To explain, "multi-blocking" is in a similar vein to multi-tasking, but different. It's the (necessary) habit of running multiple, concurrent projects, but letting "blockers" determine which project goals you're actively working towards at any given time. Which is to say, you work on a project until some dependency stops you, then hop onto the next most pressing project that isn't also blocked. You do this kind of task-switching until either every project available to work is blocked or, processes you previously set into motion to unblock other, previously-blocked tasks finally result in one or more of those other tasks unblocking.
Other interruptions to multi-blocking can be "suddenly critical" things that aren't on your project plans being dumped into your lap. These either get added to the multi-blocking queue or supersede everything in it. The big down-side of this working-model is when you reach a state where you're 100% blocked. Then, it's total frustration time. If this happens frequently enough, or you're given a superseding task that also blocks, it can cause a total freak-out of frustration and denial of satisfaction.

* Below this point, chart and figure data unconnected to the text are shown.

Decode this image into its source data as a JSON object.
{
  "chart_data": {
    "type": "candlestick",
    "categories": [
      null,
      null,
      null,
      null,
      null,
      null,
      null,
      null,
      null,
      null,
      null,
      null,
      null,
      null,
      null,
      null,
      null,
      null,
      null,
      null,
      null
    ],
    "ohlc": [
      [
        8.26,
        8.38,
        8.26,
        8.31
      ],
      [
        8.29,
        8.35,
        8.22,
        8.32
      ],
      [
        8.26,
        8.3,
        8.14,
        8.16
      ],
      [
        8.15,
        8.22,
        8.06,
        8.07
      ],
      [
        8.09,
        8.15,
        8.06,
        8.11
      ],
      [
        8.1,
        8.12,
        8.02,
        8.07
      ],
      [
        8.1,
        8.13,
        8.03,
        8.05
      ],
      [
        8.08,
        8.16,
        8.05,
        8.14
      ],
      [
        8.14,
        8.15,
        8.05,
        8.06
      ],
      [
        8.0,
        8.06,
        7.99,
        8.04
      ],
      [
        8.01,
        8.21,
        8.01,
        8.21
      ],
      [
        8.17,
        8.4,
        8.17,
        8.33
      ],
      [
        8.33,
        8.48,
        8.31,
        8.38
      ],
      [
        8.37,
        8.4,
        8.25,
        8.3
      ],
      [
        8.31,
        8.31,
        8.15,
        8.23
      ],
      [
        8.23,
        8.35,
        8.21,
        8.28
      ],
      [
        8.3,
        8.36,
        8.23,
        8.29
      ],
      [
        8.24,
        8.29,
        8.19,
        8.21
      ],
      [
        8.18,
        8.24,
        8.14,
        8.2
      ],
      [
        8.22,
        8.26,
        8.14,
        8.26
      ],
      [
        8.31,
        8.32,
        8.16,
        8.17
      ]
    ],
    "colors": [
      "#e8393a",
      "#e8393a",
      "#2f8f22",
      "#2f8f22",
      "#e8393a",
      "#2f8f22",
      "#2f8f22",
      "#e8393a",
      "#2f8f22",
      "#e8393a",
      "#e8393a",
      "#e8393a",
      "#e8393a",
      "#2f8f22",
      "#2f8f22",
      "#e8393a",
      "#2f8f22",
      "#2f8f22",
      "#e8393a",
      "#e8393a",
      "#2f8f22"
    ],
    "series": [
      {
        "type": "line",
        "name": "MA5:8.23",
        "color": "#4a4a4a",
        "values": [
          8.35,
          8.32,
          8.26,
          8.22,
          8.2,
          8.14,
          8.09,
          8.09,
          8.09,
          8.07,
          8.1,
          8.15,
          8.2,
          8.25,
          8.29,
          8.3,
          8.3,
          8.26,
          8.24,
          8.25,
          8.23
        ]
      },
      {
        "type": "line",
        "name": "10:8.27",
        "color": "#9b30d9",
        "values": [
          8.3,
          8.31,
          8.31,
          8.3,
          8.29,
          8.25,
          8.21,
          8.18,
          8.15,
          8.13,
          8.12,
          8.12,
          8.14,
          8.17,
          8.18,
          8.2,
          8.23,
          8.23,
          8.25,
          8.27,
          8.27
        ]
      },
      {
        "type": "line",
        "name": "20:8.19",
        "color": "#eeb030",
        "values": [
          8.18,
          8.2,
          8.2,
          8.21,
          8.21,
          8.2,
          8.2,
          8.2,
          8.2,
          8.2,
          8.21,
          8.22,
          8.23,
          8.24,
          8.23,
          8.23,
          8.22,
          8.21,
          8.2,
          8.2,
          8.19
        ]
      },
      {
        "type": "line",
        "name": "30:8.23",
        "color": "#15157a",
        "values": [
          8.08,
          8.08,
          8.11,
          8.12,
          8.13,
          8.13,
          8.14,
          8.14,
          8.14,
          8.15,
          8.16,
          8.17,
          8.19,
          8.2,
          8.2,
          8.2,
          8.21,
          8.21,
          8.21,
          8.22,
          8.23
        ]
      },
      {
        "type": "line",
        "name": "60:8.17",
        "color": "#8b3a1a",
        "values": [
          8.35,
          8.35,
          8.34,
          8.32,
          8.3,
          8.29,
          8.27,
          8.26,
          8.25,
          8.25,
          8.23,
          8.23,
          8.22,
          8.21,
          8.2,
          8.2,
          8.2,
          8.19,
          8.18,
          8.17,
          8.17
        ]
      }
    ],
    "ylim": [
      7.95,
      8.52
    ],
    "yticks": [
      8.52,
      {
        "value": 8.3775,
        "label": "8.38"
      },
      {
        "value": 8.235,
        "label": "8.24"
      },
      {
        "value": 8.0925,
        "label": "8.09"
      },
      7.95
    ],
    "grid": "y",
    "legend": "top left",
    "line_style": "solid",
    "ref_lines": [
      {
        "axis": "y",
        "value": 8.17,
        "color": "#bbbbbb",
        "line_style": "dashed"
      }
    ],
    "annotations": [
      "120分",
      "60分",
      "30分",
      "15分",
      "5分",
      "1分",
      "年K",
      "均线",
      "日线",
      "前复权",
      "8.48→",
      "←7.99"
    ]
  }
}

Sadly, I find that this is still my primary workstyle. Interestingly, it stands in stark contrast to how a low of my co-workers seem to work. For them, if something blocks, they frequently just sit around until someone higher up from them asks, "what are you working on," at which point they finally reveal, "I'm blocked because of…" at which point the higher-up person finally knows, "oh… apparently I need to help you to get unblocked if I want you to be productive".